In a letter published on 21 January 2019 in the Nature Medicine, Tanaz Sharifnia and Stuart L. Schreiber of the Broad Institute of Harvard and MIT, Cambridge, MA, USA and colleagues described discovery of therapeutically targetable chordoma dependencies via genome-scale CRISPR-Cas9 screening and focused small-molecule sensitivity profiling. Identification of therapeutic targets in chordoma has been challenging so far, due to the infrequent occurrence of clinically actionable somatic mutations. The latest study revealed that the developmental transcription factor T (brachyury; TBXT) is the top selectively essential gene in chordoma.
Transcriptional cyclin-dependent kinase (CDK) inhibitors targeting CDK7/12/13 and CDK9 potently suppress chordoma cell proliferation. In other cancer types, transcriptional CDK inhibitors have been observed to downregulate highly expressed, enhancer-associated oncogenic transcription factors.
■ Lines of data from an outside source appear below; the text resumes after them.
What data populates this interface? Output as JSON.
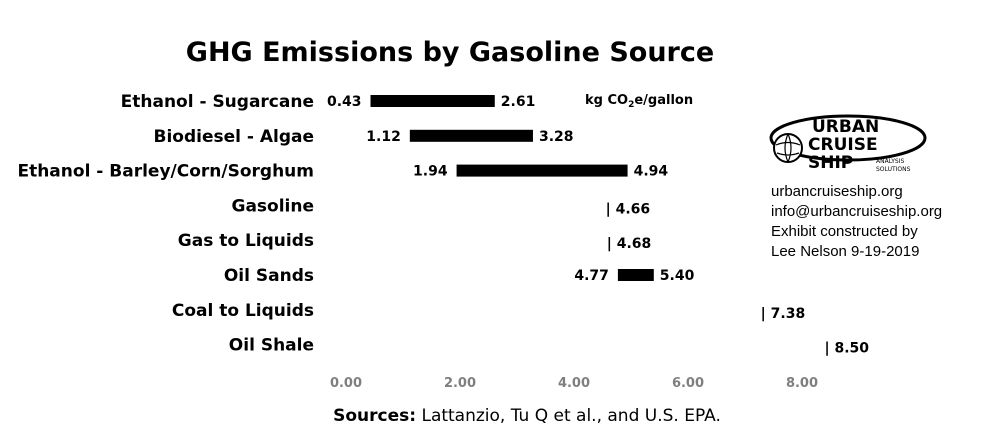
{
  "chart_data": {
    "type": "bar",
    "title": "GHG Emissions by Gasoline Source",
    "unit_label": "kg CO2e/gallon",
    "categories": [
      "Ethanol - Sugarcane",
      "Biodiesel - Algae",
      "Ethanol - Barley/Corn/Sorghum",
      "Gasoline",
      "Gas to Liquids",
      "Oil Sands",
      "Coal to Liquids",
      "Oil Shale"
    ],
    "series": [
      {
        "low": 0.43,
        "high": 2.61,
        "low_label": "0.43",
        "high_label": "2.61",
        "point": false
      },
      {
        "low": 1.12,
        "high": 3.28,
        "low_label": "1.12",
        "high_label": "3.28",
        "point": false
      },
      {
        "low": 1.94,
        "high": 4.94,
        "low_label": "1.94",
        "high_label": "4.94",
        "point": false
      },
      {
        "low": 4.66,
        "high": 4.66,
        "low_label": "",
        "high_label": "| 4.66",
        "point": true
      },
      {
        "low": 4.68,
        "high": 4.68,
        "low_label": "",
        "high_label": "| 4.68",
        "point": true
      },
      {
        "low": 4.77,
        "high": 5.4,
        "low_label": "4.77",
        "high_label": "5.40",
        "point": false
      },
      {
        "low": 7.38,
        "high": 7.38,
        "low_label": "",
        "high_label": "| 7.38",
        "point": true
      },
      {
        "low": 8.5,
        "high": 8.5,
        "low_label": "",
        "high_label": "| 8.50",
        "point": true
      }
    ],
    "xlim": [
      0,
      8
    ],
    "xticks": [
      "0.00",
      "2.00",
      "4.00",
      "6.00",
      "8.00"
    ],
    "grid": false,
    "source_prefix": "Sources:",
    "source_text": " Lattanzio, Tu Q et al., and U.S. EPA.",
    "bar_color": "#000000"
  },
  "branding": {
    "logo_line1": "URBAN",
    "logo_line2": "CRUISE",
    "logo_line3": "SHIP",
    "logo_sub1": "ANALYSIS",
    "logo_sub2": "SOLUTIONS",
    "website": "urbancruiseship.org",
    "email": "info@urbancruiseship.org",
    "credit_line1": "Exhibit constructed by",
    "credit_line2": "Lee Nelson 9-19-2019"
  }
}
In chordoma, the study investigators found that T is associated with a 1.5-Mb region containing super-enhancers and is the most highly expressed super-enhancer-associated transcription factor. Notably, transcriptional CDK inhibition led to preferential and concentration-dependent downregulation of cellular brachyury protein levels in all models tested. In vivo, CDK7/12/13-inhibitor treatment substantially reduced tumour growth.
The study team concluded that together, these data demonstrate small-molecule targeting of brachyury transcription factor addiction in chordoma, identify a mechanism of T gene regulation that underlies this therapeutic strategy, and provide a blueprint for applying systematic genetic and chemical screening approaches to discover vulnerabilities in genomically quiet cancers.
Computational code used for ChIP-seq analysis can be found here. Code for CRISPR-Cas9 screening analysis is available on GParc. Code for small-molecule sensitivity profiling analysis and DNA and RNA-sequencing analysis are available upon reasonable request.
This study was supported by the Chordoma Foundation, the Roye family, the Fuchs family and the US NCI’s Cancer Target Discovery and Development Network grants. In addition, support was provided by the Cancer Prevention Research Institute of Texas and by the NIH and NCI, and a Pew-Stewart Scholarship for Cancer Research (Alexander and Margaret Stewart Trust). The Institute of Cancer Research authors were funded by Cancer Research UK grant and fellowship.
Reference
Sharifnia T, Wawer MJ, Chen T, et al. Small-molecule targeting of brachyury transcription factor addiction in chordoma. Nature Medicine; Published online 21 January 2019. doi: 10.1038/s41591-018-0312-3.